La balle avait atteint son but; mais au lieu de pénétrer dans le crâne, elle s'était aplatie sur l'os frontal, et n'avait eu d'autre effet que d'exciter au plus haut degré la fureur de l'éléphant. Quoiqu'il ignorât la cause du chatouillement importun qu'il avait ressenti, il frappait les arbres avec ses défenses, arrachait les branches et les lançait en l'air. S'il avait aperçu Von Bloom, il l'aurait infailliblement mis en pièces; mais le chasseur eut la présence d'esprit de rester immobile derrière le gros arbre.

Swartboy ne montra pas tant de prudence. Il était sorti avec Hendrik du massif de mokhalas, avait traversé la clairière et se dirigeait du côté de Von Bloom. Quand il vit que l'éléphant n'était pas blessé, il perdit courage, quitta Hendrik et se sauva dans le taillis en poussant des cris de détresse.

Ces cris attirèrent l'attention de l'éléphant, qui, prenant la direction d'où ils partaient, rentra dans la clairière que traversait le fugitif. Au moment où l'animal passait devant Hendrik, celui-ci lui envoya une balle qui l'atteignit à l'épaule et le rendit plus furieux que jamais.

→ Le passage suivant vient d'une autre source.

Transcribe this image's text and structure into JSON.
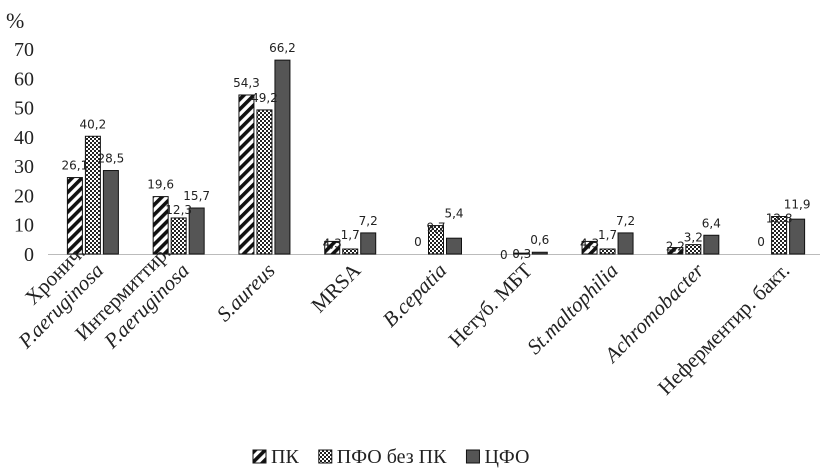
{
  "chart_data": {
    "type": "bar",
    "ylabel": "%",
    "ylim": [
      0,
      70
    ],
    "yticks": [
      0,
      10,
      20,
      30,
      40,
      50,
      60,
      70
    ],
    "grid": false,
    "legend_position": "bottom",
    "categories": [
      {
        "lines": [
          "Хронич.",
          "P.aeruginosa"
        ],
        "italic": [
          false,
          true
        ]
      },
      {
        "lines": [
          "Интермиттир.",
          "P.aeruginosa"
        ],
        "italic": [
          false,
          true
        ]
      },
      {
        "lines": [
          "S.aureus"
        ],
        "italic": [
          true
        ]
      },
      {
        "lines": [
          "MRSA"
        ],
        "italic": [
          false
        ]
      },
      {
        "lines": [
          "B.cepatia"
        ],
        "italic": [
          true
        ]
      },
      {
        "lines": [
          "Нетуб. МБТ"
        ],
        "italic": [
          false
        ]
      },
      {
        "lines": [
          "St.maltophilia"
        ],
        "italic": [
          true
        ]
      },
      {
        "lines": [
          "Achromobacter"
        ],
        "italic": [
          true
        ]
      },
      {
        "lines": [
          "Неферментир. бакт."
        ],
        "italic": [
          false
        ]
      }
    ],
    "series": [
      {
        "name": "ПК",
        "pattern": "hatch",
        "values": [
          26.1,
          19.6,
          54.3,
          4.3,
          0,
          0,
          4.3,
          2.2,
          0
        ],
        "labels": [
          "26,1",
          "19,6",
          "54,3",
          "4,3",
          "0",
          "0",
          "4,3",
          "2,2",
          "0"
        ]
      },
      {
        "name": "ПФО без ПК",
        "pattern": "dots",
        "values": [
          40.2,
          12.3,
          49.2,
          1.7,
          9.7,
          0.3,
          1.7,
          3.2,
          12.8
        ],
        "labels": [
          "40,2",
          "12,3",
          "49,2",
          "1,7",
          "9,7",
          "0,3",
          "1,7",
          "3,2",
          "12,8"
        ]
      },
      {
        "name": "ЦФО",
        "pattern": "solid",
        "values": [
          28.5,
          15.7,
          66.2,
          7.2,
          5.4,
          0.6,
          7.2,
          6.4,
          11.9
        ],
        "labels": [
          "28,5",
          "15,7",
          "66,2",
          "7,2",
          "5,4",
          "0,6",
          "7,2",
          "6,4",
          "11,9"
        ]
      }
    ],
    "colors": {
      "bar": "#555555",
      "stroke": "#111111",
      "axis": "#bbbbbb"
    }
  }
}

Sans s'arrêter, l'éléphant se rua sur les pas de Swartboy, auquel, dans son ignorance, il attribuait peut-être la blessure qu'il avait reçue.

Le Bosjesman était à peine sorti des massifs de mokhalas, et n'avait pas plus de dix pas d'avance. Il se proposait de regagner le bois et de monter sur un arbre; mais, hélas! il était trop tard! il entendait les pas lourds, le mugissement de son ennemi courroucé, dont il croyait sentir l'ardente haleine. Il était encore loin du bois, et n'avait aucune chance d'arriver jusqu'à l'arbre sur lequel il voulait grimper. Ne sachant quel parti prendre, il s'arrêta et fit volte-face. C'était par désespoir et non par bravade qu'il affrontait son adversaire. Il savait qu'il serait certainement dépassé à la course, et comptait éviter la terrible attaque par quelque manœuvre adroite.

Le Bosjesman était au milieu de la clairière, et l'éléphant marchait droit à lui.

Swartboy n'avait point d'armes; il avait jeté pour courir plus vite, son arc, son carquois et sa hache, qui lui auraient été d'ailleurs inutiles. Il ne portait son kaross, ou manteau de peau de mouton, qu'il avait gardé avec intention.

L'éléphant approcha, la trompe étendue. Swartboy lui lança son kaross de manière à le faire retomber sur le long et flexible cylindre; puis il sauta lestement de côté, et prit la fuite dans une direction opposée à celle que suivait l'éléphant.

Malheureusement la trompe balaya le sol avec le kaross, qu'elle avait saisi, et qui rencontrant les jambes de Swartboy, le renversa à plat ventre sur le gazon.

L'agile Swartboy se releva aussitôt et voulut courir; mais l'éléphant n'avait pas été dupe du stratagème du kaross, et après avoir jeté ce vêtement inutile, il se précipita brusquement sur Swartboy. Les demi-cercles d'ivoire passèrent par derrière entre les jambes du Bosjesman, et le lancèrent à plusieurs pieds en l'air.